Buddhist Teachings which Promote Gender Equality
Traditional Buddhist teaching naturally lends itself to the idea of gender equality. For instance, the idea of anatta (non-self) breaks down the divisions between male and female. Gender is often defined according to a fixed idea of what is considered masculine and feminine and as such male and female roles in society. These fixed ideas are often the cause of sexual stereotypes. However, if one has no fixed ‘self’ then such gender definitions become ambiguous (although this is not to say that there are no men and women!). In many respects the removal of divisions between men and women is also at the heart of Feminism which seeks to raise the status of women in a world which, according to them, has been shaped by men and male interests.

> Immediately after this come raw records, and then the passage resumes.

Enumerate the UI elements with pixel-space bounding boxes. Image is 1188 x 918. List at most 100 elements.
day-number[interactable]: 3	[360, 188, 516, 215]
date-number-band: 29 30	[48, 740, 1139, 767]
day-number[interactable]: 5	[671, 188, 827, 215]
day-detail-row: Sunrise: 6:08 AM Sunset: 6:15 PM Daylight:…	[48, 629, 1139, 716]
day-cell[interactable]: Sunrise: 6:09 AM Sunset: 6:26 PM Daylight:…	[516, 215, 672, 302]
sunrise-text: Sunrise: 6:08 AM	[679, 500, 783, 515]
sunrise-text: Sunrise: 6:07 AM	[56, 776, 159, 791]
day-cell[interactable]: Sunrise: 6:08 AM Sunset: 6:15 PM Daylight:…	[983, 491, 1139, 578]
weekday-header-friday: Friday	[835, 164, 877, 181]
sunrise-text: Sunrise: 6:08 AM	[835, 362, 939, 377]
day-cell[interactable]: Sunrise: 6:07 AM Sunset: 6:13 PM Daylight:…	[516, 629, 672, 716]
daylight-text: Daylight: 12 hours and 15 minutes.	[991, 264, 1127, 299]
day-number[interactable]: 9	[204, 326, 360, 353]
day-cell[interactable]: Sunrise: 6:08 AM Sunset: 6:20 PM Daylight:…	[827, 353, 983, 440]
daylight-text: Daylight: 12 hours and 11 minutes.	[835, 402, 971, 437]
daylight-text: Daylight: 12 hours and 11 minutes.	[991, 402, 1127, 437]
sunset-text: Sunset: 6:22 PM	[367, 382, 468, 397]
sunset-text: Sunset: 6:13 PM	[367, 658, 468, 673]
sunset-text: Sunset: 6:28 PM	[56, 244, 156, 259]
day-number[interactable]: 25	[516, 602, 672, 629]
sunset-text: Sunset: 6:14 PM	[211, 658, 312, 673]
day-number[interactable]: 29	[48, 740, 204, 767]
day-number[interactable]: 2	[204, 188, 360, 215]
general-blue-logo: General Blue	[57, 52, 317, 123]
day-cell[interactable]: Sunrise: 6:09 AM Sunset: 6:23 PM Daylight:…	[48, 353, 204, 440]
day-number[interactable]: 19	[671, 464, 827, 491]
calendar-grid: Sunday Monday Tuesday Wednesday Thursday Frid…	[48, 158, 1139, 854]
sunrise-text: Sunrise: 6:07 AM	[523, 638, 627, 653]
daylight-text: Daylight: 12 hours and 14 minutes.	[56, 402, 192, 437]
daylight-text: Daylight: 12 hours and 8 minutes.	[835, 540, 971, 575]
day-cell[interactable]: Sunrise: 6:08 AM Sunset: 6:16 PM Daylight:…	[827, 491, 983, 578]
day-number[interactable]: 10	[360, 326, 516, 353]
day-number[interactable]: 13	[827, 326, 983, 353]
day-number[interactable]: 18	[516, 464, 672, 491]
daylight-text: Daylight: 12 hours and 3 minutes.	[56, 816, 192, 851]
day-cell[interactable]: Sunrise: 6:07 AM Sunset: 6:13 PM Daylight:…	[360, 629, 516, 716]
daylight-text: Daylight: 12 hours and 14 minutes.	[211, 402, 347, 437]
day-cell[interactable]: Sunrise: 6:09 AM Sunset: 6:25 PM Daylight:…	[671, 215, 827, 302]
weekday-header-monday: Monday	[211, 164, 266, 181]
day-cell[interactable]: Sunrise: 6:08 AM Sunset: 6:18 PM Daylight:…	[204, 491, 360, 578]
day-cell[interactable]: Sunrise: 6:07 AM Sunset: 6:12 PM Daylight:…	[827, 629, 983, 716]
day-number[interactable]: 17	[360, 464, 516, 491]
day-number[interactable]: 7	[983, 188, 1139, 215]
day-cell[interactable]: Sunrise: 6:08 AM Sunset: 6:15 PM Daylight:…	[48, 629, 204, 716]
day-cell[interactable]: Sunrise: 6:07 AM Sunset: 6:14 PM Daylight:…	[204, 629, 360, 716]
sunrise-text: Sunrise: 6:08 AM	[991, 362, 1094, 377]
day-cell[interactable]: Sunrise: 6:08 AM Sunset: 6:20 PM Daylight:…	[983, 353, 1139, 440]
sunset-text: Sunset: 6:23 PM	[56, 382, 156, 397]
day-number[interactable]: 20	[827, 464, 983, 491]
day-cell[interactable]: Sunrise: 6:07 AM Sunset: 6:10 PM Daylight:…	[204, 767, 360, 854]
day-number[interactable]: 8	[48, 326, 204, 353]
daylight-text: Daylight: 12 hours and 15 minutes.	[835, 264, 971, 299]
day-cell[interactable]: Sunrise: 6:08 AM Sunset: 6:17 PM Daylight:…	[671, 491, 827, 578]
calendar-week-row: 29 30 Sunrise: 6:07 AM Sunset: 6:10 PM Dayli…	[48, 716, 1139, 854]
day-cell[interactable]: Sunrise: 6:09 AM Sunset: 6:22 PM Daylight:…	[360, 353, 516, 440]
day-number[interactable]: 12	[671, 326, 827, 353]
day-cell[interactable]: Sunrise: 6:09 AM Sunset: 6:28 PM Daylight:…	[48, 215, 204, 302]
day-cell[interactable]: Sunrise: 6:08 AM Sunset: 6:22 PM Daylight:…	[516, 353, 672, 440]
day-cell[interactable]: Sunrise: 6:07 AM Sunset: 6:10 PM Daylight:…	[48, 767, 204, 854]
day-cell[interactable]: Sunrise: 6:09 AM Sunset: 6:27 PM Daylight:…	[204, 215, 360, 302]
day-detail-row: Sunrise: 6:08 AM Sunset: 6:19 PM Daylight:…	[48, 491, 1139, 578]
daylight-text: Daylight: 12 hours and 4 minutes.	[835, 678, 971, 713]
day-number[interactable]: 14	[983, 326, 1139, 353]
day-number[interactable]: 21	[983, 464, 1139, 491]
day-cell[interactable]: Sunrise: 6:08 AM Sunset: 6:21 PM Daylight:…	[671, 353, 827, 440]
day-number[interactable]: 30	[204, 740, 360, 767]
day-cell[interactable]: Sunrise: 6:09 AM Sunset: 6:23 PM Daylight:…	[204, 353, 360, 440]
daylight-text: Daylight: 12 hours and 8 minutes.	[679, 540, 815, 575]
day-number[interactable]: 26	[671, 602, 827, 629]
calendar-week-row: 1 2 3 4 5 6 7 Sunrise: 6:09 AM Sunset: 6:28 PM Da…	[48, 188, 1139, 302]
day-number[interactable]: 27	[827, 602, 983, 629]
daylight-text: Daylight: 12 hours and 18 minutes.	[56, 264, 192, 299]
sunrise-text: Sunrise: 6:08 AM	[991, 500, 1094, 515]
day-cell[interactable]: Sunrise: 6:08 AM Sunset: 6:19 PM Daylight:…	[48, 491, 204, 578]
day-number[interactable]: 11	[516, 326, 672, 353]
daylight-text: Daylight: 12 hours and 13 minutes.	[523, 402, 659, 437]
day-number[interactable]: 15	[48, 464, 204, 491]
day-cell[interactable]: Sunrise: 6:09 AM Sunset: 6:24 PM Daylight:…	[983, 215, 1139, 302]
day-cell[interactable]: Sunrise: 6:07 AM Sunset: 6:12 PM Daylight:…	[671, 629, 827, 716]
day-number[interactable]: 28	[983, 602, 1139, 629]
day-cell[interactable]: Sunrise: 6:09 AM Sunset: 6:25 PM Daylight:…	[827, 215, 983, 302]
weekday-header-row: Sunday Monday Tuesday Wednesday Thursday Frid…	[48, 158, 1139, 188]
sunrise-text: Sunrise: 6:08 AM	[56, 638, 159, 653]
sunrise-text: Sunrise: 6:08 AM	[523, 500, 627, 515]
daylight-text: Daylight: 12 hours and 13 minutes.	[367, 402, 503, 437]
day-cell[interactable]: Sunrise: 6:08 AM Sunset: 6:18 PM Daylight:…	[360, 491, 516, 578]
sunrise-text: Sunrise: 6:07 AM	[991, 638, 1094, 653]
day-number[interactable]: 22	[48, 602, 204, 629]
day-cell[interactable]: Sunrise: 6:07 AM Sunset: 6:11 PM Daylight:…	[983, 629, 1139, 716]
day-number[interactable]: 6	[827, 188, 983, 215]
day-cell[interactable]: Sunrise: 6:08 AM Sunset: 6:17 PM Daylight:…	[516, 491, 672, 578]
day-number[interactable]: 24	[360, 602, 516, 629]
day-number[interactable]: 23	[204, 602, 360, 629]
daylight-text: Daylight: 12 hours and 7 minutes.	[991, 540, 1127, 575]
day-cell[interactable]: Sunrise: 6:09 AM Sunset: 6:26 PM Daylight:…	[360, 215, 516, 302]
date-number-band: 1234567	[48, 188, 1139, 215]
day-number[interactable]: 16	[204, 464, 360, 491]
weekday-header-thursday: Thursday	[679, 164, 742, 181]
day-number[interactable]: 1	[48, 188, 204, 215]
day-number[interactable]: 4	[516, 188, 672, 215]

At the heart of Buddhism is the problem of dukkha (suffering). This is not only physical but also involves much emotional and psychological suffering caused through bad actions or attitudes. An example of how dukkha may arise in relation to women is if they are denied opportunities due to being discriminated against on the basis of their gender (E.g. Women should not be mechanics because that is a man’s job). Combined with this is the idea of compassion which is the promotion of respect and dignity for all living things. Clearly, if women are not being treated equally then compassion is not being demonstrated.
Although the third precept challenges the sexual relationships of men and women, once again it is the first precept which encourages the development of wholesome attitudes by men and women towards each other (‘I undertake not to take life’). This precept does not just involve the literal physical taking of life but anything which promotes attitudes that deny people a quality of life. Thus it is vital for Buddhists that society is seen to protect and promote equal opportunities for both men and women.
It should be remembered that despite these teachings traditional Buddhists believe that, although men and women are equal, they have different roles. They believe it is the role of the man (husband) to provide for the family whilst it is the role of the woman (wife) to care for it (for more on this see Buddhism, Marriage and Divorce). This attitude can also be seen in the separation of monks and nuns (also for reasons discussed earlier – and maybe the practical purpose of protecting both from breaking the third precept (‘I undertake to avoid sexual misconduct’)).
In Vajrayana Buddhism there are many female Buddhas and Bodhisattvas. The most well known is Green Tara whose name means ‘She who saves’. There is also the Bodhisattva Kuan Yin, whose name means ‘Compassion’ as well as Prajnaparamita who is known as the mother of all Buddha’s because she represents anicca (the fundamental truth of life). This shows that the truth of Buddhism can be represented to people in both male and female forms.